In this series of articles we investigate how organisations are approaching the modernisation, replatforming and migration of legacy applications and related data services.
We look at the tools and technologies available encompassing aspects of change management and the use of APIs and containerisation (and more) to make legacy functionality and data available to cloud-native applications.
Assaraf writes as follows…
With the cloud enabling small and medium companies to easily scale their operations and the DevOps movement taking over with its CI/CD approach, a proper and formalised approach to application [log file] logging is becoming a critical component of any company’s success. But with all the tools that engineers have to operate, how can they master logging tools, leverage their benefits and build solid processes?
This struggle is one of the key catalysts for companies to fall in love with open source based monitoring.
Battle of the titans
When looking at the engineering community, there are two clear schools of thought: One wants the high end, proprietary software with out-of-the-box capabilities and support. The other is more DIY oriented and wants to use open source for its benefit.
In the world of logging and monitoring, this battle is reflected by the two dominant players in the market – Splunk and Elastic.
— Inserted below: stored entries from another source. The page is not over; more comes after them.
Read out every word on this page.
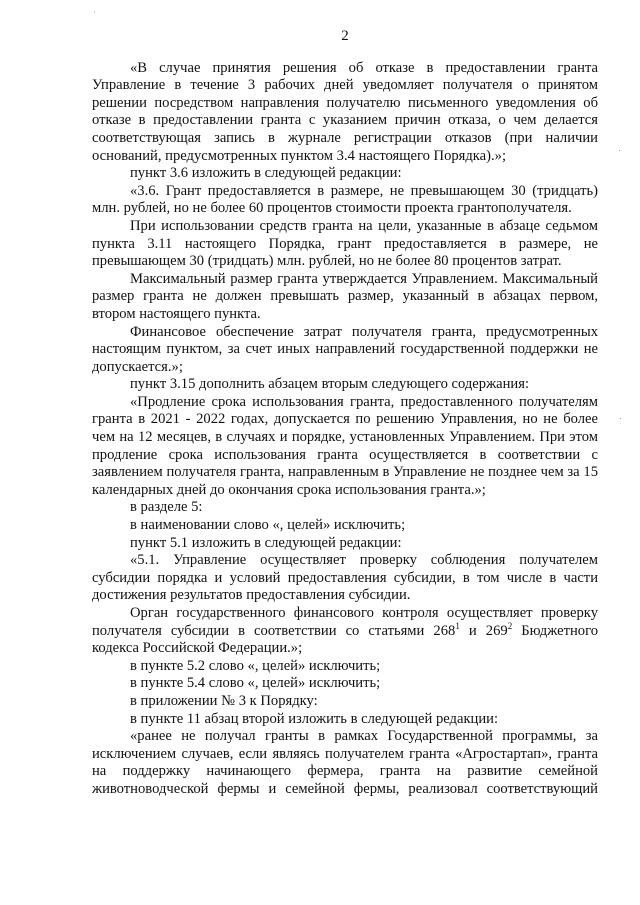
2

«В случае принятия решения об отказе в предоставлении гранта Управление в течение 3 рабочих дней уведомляет получателя о принятом решении посредством направления получателю письменного уведомления об отказе в предоставлении гранта с указанием причин отказа, о чем делается соответствующая запись в журнале регистрации отказов (при наличии оснований, предусмотренных пунктом 3.4 настоящего Порядка).»;

пункт 3.6 изложить в следующей редакции:

«3.6. Грант предоставляется в размере, не превышающем 30 (тридцать) млн. рублей, но не более 60 процентов стоимости проекта грантополучателя.

При использовании средств гранта на цели, указанные в абзаце седьмом пункта 3.11 настоящего Порядка, грант предоставляется в размере, не превышающем 30 (тридцать) млн. рублей, но не более 80 процентов затрат.

Максимальный размер гранта утверждается Управлением. Максимальный размер гранта не должен превышать размер, указанный в абзацах первом, втором настоящего пункта.

Финансовое обеспечение затрат получателя гранта, предусмотренных настоящим пунктом, за счет иных направлений государственной поддержки не допускается.»;

пункт 3.15 дополнить абзацем вторым следующего содержания:

«Продление срока использования гранта, предоставленного получателям гранта в 2021 - 2022 годах, допускается по решению Управления, но не более чем на 12 месяцев, в случаях и порядке, установленных Управлением. При этом продление срока использования гранта осуществляется в соответствии с заявлением получателя гранта, направленным в Управление не позднее чем за 15 календарных дней до окончания срока использования гранта.»;

в разделе 5:

в наименовании слово «, целей» исключить;

пункт 5.1 изложить в следующей редакции:

«5.1. Управление осуществляет проверку соблюдения получателем субсидии порядка и условий предоставления субсидии, в том числе в части достижения результатов предоставления субсидии.

Орган государственного финансового контроля осуществляет проверку получателя субсидии в соответствии со статьями $268^1$ и $269^2$ Бюджетного кодекса Российской Федерации.»;

в пункте 5.2 слово «, целей» исключить;

в пункте 5.4 слово «, целей» исключить;

в приложении № 3 к Порядку:

в пункте 11 абзац второй изложить в следующей редакции:

«ранее не получал гранты в рамках Государственной программы, за исключением случаев, если являясь получателем гранта «Агростартап», гранта на поддержку начинающего фермера, гранта на развитие семейной животноводческой фермы и семейной фермы, реализовал соответствующий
Larger corporations and more traditional companies prefer Splunk due to its vast experience deploying on-premise for enterprise clients and its out-of-the-box installation and capabilities. Conversely, tech companies and startups seem to prefer the ELK stack with its flexibility and flourishing community.
The advantages of open source for fast-growing companies are clear; easier scale, lower price, no commitments with vendor lock-in and most importantly, easier onboarding for new employees. Almost any engineer you ask is either already familiar with or can easily learn the Elastic syntax and how to operate Kibana.
With that though, comes the challenge of maintaining and securing your open source logging stack, which can be painful for companies that lack resources or are in a constant manpower shortage.
The following Google Trends report shows the search trends for Splunk and Elasticsearch and their geography. It’s interesting to note that Splunk is more popular in almost every single state in the U.S., but California and Washington, both known as startup hubs, are dominated by Elasticsearch.
This need of open source tools combined with the struggle to maintain and secure them led to a new approach that we now see everywhere: commercial companies offering open source solutions as a service with the goal of removing the burden of maintenance and security, adding required capabilities, and providing product and technical support.
The hybrid approach
Speaking about Coralogix if I may be so bold in conclusion, we’ve adopted a two-pronged approach.
One is a proprietary product including anomaly detention, version benchmarks, a logging-oriented search interface and ML empowered user-defined alerts. The second is a fully-hosted, scaled and secured enterprise-grade ELK stack with Grafana so that engineers can collect, parse, search and visualize their data like they are used to, or even use APIs to pull data and build their own analytics.